The foundation of the church in its present form probably dates to the end of the 11th century, although a fragment of a Roman inscription on a lancet window suggests that a Roman building was previously located on the site, and later converted into a house of Christian worship between the eighth and ninth centuries. In the crypt elements are present in pre-Romanesque capitals and columns. The bell-tower appears to be an addition of the fifteenth century. Following the visit to Val Camonica of St.
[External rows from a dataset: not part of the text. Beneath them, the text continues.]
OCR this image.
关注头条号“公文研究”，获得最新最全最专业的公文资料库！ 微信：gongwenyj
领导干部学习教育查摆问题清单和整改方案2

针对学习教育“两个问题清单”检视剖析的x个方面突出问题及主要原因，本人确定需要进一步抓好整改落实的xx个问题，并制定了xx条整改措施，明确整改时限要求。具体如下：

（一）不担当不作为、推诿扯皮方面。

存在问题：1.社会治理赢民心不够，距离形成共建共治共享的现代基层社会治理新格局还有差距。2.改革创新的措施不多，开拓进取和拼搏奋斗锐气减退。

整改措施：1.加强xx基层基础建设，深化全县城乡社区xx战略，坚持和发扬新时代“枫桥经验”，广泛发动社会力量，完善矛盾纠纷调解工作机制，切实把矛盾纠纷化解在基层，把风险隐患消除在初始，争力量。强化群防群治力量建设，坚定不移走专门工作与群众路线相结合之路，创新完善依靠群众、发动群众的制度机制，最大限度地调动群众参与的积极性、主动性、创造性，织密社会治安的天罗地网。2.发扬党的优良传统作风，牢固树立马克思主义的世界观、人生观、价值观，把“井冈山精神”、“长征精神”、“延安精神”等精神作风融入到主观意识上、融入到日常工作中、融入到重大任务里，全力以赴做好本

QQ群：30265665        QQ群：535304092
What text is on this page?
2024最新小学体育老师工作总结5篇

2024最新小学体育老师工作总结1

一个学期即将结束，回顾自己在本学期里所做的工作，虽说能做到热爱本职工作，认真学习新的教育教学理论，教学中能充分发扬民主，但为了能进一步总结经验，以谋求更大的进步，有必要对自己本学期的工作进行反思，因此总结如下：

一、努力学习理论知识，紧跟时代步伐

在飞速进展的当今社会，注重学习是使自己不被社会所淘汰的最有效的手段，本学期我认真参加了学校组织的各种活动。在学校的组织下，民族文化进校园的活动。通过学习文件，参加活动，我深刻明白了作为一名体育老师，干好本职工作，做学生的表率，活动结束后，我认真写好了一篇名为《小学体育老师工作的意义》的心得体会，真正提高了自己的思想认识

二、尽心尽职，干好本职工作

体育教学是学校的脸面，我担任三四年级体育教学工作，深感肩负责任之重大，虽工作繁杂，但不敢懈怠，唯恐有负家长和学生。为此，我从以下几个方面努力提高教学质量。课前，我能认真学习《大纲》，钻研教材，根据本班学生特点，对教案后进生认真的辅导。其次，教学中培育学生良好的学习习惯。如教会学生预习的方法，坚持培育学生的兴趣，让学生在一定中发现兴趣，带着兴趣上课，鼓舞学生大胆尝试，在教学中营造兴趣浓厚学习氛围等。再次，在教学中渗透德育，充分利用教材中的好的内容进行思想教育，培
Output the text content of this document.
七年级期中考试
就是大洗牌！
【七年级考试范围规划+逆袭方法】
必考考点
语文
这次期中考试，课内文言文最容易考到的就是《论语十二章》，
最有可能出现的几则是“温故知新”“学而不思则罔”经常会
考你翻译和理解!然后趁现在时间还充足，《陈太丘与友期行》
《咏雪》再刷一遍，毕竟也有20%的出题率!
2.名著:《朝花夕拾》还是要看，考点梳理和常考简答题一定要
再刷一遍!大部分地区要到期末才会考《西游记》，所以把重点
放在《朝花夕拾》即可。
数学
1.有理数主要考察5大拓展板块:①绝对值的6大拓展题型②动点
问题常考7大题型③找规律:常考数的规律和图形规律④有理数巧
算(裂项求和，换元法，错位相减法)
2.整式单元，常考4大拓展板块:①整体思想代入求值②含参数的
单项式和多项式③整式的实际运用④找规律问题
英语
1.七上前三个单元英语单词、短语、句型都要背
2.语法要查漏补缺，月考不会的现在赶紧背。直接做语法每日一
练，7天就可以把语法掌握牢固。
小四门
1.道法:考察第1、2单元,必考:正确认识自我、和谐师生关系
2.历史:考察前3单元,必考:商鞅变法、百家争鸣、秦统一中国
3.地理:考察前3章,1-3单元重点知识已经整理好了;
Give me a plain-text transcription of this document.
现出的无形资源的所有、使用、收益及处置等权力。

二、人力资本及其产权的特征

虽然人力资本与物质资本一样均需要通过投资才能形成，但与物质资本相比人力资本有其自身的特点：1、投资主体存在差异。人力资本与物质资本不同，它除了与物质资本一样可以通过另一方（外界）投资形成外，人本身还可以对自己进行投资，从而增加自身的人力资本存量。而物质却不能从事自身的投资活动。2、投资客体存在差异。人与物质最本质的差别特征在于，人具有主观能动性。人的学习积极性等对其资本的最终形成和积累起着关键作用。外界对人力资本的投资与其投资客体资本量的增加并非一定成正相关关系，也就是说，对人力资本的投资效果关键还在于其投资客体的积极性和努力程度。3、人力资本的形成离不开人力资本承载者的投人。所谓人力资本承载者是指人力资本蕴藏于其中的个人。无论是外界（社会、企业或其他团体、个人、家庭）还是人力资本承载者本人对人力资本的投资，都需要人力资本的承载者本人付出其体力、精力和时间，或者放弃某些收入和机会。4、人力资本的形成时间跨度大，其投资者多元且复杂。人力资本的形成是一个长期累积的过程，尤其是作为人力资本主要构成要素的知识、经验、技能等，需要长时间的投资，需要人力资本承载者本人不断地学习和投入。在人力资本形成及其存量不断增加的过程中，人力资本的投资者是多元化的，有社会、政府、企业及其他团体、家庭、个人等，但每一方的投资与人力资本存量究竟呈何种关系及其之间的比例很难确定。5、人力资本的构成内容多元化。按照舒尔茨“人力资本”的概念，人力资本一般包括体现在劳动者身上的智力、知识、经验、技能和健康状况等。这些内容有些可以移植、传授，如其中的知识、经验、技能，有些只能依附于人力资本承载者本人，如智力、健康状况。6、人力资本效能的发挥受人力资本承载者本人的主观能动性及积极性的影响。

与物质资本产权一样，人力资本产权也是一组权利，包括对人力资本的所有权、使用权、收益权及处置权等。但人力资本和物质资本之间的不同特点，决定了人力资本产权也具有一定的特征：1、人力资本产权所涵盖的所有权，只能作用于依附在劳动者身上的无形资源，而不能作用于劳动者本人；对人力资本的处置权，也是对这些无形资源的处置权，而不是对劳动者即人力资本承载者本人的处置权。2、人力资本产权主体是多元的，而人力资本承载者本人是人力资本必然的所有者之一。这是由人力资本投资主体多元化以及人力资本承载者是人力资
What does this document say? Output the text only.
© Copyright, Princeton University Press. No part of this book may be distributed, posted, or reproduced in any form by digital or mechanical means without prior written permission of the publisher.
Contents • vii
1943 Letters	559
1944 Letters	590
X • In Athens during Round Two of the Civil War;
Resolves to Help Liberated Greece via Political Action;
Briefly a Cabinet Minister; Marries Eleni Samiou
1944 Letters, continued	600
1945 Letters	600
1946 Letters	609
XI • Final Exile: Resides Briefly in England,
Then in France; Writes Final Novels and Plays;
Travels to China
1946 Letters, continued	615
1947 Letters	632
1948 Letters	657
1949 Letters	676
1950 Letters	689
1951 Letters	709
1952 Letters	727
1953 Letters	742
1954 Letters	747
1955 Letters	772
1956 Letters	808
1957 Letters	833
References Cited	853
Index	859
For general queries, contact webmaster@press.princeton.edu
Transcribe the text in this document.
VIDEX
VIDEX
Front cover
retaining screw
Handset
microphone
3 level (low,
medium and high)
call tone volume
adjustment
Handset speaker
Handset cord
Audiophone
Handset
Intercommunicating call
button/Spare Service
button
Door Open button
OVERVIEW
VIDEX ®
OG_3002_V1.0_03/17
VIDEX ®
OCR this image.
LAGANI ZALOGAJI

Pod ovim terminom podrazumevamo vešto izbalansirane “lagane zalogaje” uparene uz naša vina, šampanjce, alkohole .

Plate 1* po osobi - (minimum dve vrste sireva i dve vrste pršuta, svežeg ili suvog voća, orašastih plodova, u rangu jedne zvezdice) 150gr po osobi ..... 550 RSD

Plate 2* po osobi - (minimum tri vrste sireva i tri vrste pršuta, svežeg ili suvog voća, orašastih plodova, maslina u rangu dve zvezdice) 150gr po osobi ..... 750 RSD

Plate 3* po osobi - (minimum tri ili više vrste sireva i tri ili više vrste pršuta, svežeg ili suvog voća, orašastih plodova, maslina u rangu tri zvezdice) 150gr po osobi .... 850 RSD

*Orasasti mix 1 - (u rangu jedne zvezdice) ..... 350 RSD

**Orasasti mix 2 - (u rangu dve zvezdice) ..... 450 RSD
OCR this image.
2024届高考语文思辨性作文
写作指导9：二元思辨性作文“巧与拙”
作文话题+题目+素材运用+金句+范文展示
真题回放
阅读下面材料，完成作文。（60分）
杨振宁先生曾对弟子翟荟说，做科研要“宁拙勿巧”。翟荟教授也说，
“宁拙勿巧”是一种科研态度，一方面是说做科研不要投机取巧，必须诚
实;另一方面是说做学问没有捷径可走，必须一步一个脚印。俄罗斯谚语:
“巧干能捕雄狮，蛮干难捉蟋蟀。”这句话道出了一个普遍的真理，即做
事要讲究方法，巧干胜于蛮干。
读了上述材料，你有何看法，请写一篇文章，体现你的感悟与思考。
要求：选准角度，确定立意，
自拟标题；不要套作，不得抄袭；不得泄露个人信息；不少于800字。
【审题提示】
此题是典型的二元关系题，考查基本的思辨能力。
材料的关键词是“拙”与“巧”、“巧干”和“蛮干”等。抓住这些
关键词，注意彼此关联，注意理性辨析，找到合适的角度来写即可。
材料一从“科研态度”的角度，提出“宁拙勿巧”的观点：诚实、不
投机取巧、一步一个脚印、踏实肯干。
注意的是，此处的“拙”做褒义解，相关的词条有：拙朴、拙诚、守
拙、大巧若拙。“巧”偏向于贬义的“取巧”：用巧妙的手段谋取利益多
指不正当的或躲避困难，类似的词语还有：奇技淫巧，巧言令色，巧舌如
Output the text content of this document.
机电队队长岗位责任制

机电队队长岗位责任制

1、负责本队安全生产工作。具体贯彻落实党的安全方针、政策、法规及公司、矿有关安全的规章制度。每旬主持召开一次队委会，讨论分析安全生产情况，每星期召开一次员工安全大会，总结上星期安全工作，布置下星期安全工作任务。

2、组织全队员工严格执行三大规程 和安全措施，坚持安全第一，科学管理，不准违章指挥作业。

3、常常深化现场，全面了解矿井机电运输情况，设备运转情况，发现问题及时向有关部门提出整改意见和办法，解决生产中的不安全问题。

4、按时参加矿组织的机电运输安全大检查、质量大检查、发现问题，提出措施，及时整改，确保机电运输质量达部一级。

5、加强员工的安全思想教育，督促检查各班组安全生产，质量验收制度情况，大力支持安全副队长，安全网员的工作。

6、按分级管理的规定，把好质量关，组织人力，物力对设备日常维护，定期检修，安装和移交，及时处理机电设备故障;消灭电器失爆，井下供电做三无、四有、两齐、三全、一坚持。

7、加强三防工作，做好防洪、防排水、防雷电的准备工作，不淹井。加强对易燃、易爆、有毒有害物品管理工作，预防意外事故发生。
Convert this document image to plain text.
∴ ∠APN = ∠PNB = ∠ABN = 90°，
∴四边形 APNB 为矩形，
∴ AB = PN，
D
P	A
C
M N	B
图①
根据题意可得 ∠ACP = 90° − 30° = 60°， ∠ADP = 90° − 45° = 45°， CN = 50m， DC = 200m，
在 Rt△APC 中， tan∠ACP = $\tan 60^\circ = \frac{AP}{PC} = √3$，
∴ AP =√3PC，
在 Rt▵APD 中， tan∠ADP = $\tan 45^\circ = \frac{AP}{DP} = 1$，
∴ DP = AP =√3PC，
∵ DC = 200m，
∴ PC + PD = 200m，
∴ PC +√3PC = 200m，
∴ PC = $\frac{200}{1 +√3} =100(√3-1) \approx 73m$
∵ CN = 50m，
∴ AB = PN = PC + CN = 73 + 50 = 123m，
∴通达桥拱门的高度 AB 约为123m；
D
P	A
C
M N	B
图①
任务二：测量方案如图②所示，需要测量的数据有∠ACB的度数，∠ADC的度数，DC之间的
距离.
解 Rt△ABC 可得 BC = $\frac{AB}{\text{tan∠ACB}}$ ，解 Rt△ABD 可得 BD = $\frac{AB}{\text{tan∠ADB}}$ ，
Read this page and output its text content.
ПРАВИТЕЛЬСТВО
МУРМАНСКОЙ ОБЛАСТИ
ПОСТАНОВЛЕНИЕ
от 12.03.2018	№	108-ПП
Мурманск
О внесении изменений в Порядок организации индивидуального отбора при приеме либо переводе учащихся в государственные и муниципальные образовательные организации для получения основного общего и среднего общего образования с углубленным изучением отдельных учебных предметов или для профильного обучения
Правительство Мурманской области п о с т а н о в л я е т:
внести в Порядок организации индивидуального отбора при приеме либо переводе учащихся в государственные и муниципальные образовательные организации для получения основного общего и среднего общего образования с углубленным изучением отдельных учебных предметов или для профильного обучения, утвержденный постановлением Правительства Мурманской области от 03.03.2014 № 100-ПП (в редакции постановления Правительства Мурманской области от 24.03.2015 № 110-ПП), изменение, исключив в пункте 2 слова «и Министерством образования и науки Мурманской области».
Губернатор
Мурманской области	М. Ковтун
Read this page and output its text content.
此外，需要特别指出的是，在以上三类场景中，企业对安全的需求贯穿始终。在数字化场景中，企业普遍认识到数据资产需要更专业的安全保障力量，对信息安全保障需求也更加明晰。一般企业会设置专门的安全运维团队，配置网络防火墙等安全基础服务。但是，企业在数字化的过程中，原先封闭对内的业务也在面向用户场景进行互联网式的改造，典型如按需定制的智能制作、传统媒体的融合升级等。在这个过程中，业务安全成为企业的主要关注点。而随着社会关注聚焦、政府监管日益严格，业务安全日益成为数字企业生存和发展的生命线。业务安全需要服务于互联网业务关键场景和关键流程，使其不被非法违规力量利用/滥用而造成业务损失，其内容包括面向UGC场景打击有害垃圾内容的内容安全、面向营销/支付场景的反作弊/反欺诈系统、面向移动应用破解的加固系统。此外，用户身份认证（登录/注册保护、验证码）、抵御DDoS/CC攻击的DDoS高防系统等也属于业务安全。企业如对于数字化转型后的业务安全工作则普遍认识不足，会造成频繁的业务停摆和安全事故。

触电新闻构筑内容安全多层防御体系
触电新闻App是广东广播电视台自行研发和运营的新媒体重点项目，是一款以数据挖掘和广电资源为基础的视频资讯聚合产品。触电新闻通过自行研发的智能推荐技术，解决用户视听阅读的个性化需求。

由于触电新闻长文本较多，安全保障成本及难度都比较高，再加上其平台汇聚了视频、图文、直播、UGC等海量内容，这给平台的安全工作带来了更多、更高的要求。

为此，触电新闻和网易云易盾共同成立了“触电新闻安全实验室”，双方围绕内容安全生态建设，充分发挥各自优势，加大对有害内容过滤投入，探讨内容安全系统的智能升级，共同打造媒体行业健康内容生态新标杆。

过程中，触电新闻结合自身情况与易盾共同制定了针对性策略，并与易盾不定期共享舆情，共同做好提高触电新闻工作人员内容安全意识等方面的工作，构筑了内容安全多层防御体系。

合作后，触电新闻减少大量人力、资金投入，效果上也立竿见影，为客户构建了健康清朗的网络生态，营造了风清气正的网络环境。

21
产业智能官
Charles Borromeo in 1580 some parts of the church were rebuilt, including the ceiling of the nave.

Major works of restoration began in 1912 under the auspices of the state. Fragments of stone which had fallen from the portal were returned to place, the whole north wall of the choir was rebuilt and both the cross-vaulting of the aisles and the coffering of the nave were done away with. The walls of the crypt and its access stair were also rebuilt. In a later restoration the pavements of the nave and crypt were raised and remade using slabs of local stone. In the early 1990s structural works were undertaken to secure the building and its campanile.

The structure has an east–west orientation, with three apses, and a very elaborate entrance on the south side, carved with symbols and fantastic flowers. Inside, the sanctuary is elevated from the central nave and the two side aisles. Even in the crypt the subdivision in three apses is maintained.

On the back wall to the west there are a number of steps that had to serve, according to tradition, catechumens. From these leads to a door that went into the sacristy and the bell tower.

From this church comes the altarpiece of the Master Paroto stored at New York City, signed and dated 1447 (or 1444).

The large baptismal font inside the church is probably formed from the basin of a Roman or early medieval wine press.